Using destructuring-match it’s easy to write this macro3:

(defmacro define-matching-macro (name &body clauses)
  (let ((<whole> (make-symbol "WHOLE"))
        (<junk> (make-symbol "JUNK")))
    (destructuring-match clauses
      ((doc . the-clauses)
       (:when (stringp doc))
       `(defmacro ,name (&whole ,<whole> &rest ,<junk>)
          ,doc
          (destructuring-match ,<whole> ,@the-clauses)))
      (the-clauses
       `(defmacro ,name (&whole ,<whole> &rest ,<junk>)
          (destructuring-match ,<whole> ,@the-clauses))))))

And this then allows the above with-foo macro to be written like this:

(define-matching-macro with-foo
  ((_ (var &optional init) &body forms)
   (:when (symbolp var))
   ...)
  ((_ ((var &optional type) &optional init) &body forms)
   (:when (symbolp var))
   ...)
  (form
   (error "~S is bad syntax for with-foo" form)))

dsm was not written with performance in mind but it seems to be, typically, around a tenth to a half the speed of destructuring-bind while being far more powerful of course.

dsm can be found here. It will probably end up in Quicklisp in due course but currently it isn’t there, and some of its dependencies are also not up to date there.

spam, the simple pattern matcher

dsm has a lot of cases where it needs to check what the lambda list it is parsing and compiling looks like. To do this I wrote a bunch of predicate constructors and combinators, which return predicates which will check things.

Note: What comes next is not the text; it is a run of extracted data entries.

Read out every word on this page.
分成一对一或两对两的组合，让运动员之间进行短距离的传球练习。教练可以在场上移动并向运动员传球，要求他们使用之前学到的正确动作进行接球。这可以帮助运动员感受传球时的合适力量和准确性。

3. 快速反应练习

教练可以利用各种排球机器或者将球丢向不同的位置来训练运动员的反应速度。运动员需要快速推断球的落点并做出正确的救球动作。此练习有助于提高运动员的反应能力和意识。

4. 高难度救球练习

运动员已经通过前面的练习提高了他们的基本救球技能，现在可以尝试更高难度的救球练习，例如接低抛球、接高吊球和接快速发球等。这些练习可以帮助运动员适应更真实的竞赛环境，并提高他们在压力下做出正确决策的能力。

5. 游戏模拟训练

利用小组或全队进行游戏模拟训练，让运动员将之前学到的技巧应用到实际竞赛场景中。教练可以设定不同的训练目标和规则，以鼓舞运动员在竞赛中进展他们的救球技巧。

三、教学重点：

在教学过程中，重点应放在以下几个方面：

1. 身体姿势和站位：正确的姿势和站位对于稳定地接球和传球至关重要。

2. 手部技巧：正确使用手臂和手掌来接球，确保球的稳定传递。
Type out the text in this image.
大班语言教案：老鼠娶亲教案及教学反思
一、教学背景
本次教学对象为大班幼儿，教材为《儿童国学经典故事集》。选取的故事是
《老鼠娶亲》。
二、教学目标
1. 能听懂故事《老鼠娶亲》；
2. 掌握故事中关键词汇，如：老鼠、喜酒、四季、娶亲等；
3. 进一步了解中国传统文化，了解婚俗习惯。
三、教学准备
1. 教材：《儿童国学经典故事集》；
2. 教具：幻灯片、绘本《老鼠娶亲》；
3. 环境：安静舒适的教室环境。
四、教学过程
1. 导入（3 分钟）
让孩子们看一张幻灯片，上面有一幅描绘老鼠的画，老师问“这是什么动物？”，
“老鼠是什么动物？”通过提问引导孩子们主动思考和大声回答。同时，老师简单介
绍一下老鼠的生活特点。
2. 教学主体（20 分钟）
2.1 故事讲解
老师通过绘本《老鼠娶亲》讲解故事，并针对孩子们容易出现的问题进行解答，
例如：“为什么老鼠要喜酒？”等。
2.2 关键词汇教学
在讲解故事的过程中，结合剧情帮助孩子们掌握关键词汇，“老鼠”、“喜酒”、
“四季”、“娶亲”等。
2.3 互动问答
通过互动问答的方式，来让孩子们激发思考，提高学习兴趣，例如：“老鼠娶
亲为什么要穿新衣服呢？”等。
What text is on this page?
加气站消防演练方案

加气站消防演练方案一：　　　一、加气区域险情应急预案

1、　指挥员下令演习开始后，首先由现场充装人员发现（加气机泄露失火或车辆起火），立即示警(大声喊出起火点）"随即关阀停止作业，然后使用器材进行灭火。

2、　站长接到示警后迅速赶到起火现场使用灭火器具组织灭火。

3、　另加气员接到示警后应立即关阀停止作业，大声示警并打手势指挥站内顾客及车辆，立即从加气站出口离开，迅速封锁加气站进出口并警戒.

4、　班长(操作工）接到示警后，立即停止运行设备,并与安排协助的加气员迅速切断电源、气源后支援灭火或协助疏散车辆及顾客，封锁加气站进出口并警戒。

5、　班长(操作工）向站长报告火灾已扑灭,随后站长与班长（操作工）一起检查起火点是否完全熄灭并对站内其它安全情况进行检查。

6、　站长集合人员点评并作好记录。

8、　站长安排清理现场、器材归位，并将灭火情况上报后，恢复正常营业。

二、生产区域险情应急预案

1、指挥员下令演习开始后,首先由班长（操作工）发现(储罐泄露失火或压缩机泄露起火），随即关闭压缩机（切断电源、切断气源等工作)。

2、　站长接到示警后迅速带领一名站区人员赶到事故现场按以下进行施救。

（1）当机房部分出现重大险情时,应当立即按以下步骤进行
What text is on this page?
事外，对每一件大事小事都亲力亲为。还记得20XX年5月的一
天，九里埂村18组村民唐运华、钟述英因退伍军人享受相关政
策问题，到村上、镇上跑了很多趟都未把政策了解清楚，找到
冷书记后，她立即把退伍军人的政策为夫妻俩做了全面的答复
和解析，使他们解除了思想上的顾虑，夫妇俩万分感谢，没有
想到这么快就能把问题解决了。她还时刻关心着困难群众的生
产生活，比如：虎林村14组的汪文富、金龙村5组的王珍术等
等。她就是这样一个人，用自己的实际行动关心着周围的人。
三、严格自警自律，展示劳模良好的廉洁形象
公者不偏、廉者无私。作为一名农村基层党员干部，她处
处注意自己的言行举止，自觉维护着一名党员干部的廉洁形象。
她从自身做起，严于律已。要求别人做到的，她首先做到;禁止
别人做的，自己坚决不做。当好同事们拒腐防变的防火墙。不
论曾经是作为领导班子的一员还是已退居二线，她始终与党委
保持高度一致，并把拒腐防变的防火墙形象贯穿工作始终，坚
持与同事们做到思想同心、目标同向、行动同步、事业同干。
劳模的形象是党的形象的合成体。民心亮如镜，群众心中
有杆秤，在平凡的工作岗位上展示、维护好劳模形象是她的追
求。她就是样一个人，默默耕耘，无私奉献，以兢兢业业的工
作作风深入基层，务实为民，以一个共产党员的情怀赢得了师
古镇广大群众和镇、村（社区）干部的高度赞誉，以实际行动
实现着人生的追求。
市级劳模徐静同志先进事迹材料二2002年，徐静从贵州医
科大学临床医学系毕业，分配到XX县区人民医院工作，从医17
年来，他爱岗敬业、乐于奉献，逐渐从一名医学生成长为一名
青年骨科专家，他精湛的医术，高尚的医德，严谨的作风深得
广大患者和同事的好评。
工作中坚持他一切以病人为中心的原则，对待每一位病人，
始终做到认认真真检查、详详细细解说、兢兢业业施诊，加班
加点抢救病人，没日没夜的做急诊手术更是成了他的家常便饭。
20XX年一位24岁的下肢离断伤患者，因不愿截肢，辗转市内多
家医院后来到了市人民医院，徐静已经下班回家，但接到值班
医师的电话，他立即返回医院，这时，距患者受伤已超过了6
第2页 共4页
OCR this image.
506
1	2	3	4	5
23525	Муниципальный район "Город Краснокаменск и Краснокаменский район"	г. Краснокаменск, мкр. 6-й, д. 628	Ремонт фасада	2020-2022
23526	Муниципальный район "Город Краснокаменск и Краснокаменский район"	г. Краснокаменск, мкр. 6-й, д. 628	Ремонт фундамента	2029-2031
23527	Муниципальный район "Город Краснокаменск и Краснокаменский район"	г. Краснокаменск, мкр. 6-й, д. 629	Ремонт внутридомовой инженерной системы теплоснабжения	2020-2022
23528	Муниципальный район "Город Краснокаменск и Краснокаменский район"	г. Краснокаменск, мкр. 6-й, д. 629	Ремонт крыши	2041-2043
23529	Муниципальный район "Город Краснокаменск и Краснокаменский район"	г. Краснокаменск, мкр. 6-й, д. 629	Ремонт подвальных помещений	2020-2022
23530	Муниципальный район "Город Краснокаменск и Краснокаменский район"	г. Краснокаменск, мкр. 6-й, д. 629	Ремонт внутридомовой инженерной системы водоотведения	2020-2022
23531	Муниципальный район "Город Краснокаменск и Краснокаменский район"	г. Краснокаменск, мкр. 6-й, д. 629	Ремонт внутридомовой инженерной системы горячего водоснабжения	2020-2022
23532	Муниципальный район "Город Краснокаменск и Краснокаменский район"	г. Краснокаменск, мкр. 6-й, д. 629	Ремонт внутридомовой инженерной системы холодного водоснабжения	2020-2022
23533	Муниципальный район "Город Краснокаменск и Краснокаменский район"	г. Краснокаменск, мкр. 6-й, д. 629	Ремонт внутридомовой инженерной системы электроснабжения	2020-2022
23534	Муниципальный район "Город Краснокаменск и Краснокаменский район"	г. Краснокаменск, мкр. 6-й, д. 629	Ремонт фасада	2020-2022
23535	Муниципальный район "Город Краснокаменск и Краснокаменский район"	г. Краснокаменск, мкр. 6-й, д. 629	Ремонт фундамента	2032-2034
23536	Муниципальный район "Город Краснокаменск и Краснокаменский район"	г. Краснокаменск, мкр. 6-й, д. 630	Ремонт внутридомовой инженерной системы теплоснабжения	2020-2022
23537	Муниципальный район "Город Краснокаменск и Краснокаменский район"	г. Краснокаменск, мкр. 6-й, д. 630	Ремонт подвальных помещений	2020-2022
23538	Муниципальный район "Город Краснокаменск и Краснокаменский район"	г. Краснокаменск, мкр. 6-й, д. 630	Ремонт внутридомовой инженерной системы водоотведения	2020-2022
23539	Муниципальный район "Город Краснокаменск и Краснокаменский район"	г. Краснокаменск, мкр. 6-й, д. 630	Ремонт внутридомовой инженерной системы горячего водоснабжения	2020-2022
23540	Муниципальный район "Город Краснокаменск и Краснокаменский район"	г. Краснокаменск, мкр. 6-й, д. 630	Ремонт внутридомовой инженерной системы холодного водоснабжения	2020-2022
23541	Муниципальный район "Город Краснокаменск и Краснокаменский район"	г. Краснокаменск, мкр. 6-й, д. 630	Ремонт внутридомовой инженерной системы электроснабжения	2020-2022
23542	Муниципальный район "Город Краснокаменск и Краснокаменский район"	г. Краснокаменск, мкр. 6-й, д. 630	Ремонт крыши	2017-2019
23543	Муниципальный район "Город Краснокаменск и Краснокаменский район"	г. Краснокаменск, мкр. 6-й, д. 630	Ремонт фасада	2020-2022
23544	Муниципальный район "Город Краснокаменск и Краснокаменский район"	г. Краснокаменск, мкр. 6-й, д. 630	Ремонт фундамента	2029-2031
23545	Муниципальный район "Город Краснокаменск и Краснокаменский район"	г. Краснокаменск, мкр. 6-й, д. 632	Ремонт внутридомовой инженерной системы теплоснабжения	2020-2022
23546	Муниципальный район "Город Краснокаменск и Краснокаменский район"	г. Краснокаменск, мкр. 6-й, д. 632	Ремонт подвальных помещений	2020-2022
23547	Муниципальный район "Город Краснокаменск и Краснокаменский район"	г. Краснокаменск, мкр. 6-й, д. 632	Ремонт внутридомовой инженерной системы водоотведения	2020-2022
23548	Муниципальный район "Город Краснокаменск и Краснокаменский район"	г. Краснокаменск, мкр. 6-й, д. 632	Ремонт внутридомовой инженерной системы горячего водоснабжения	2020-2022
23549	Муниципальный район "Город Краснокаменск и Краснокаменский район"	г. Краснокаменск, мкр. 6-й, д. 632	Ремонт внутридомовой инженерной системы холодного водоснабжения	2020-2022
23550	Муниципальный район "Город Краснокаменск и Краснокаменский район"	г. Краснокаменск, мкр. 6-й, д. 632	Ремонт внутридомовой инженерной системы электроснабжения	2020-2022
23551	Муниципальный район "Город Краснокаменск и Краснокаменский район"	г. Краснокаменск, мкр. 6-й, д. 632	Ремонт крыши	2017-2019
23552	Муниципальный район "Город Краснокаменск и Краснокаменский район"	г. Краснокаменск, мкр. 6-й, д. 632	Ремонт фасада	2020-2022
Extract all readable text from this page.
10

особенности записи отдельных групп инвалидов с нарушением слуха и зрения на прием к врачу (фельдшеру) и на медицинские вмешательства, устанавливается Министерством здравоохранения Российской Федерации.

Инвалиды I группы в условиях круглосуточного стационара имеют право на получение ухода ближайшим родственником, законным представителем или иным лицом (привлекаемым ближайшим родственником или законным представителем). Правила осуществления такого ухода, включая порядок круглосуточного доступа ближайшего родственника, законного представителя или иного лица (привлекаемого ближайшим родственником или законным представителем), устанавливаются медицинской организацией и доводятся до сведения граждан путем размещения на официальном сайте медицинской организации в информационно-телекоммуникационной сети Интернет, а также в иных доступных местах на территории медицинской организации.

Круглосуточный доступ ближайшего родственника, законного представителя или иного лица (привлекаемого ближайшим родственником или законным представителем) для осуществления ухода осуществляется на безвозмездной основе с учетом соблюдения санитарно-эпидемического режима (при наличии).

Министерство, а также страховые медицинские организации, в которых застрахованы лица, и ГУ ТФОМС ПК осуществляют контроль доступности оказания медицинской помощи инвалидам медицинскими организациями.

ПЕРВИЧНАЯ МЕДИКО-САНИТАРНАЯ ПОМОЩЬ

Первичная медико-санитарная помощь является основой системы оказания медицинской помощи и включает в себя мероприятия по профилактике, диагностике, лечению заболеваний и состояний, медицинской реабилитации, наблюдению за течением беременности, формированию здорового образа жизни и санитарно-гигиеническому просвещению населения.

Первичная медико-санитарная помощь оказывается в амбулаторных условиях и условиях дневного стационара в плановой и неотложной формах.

So for example:

  • (is 'foo) returns a function which checks its argument is eql to foo;
  • (some-of p1 ... pn) returns a function of one argument which will succeed if one of the predicates which are its arguments succeeds, so (some-of (is 'foo) (is 'bar));
  • (head-matches p1 ... pn) will succeed if the predicates which are its arguments succeed on the first elements of a list.

There are several other predicate constructrors and predicate combinators, but spam can use any predicate.

There is then a matches macro which uses these to match things, and a matchp function which simply invokes a predicate.

As an example, here’s part of a matcher for &rest specifications in lambda lists.

(matching ll
  ((head-matches (some-of (is '&rest) (is '&body))
                 (var)
                 (is '&key))
   ;; &rest x &key ...
   ...)
   ((head-matches (some-of (is '&rest) (is '&body))
                  (var)
                  (any))
    ;; &rest x with something else
    ...)
   ((list-matches (some-of (is '&rest) (is '&body))
                  (var))
    ;; &rest x and no more
    ...)
   (otherwise
    (error "oops")))

spam is pretty useful, and code written using it is much easier to read than doing the equivalent checks manually. It is used extensively in the implementation of dsm.

spam is now one of my CL hax.


  1. At the time of writing Trivia supports lambda lists I think, but not destructuring-lambda lists: (match '(1 (1)) ((lambda-list a (b)) (values a b))) will fail, for instance. I don’t know whether is it meant to support destructuring lambda lists — comments in the sources imply it is, but it clearly does not in fact. 

  2. I am aware of Gabriel’s ‘worse is better’ paper and its various afterthoughts. dsm is not like that: it is smaller and simpler, but is not intended to be worse. dsm is to these other systems perhaps as Scheme was to CL. Gabriel also talks about these two options, of course. 

  3. Note this macro is 12 lines, half of which are handling the possible docstring.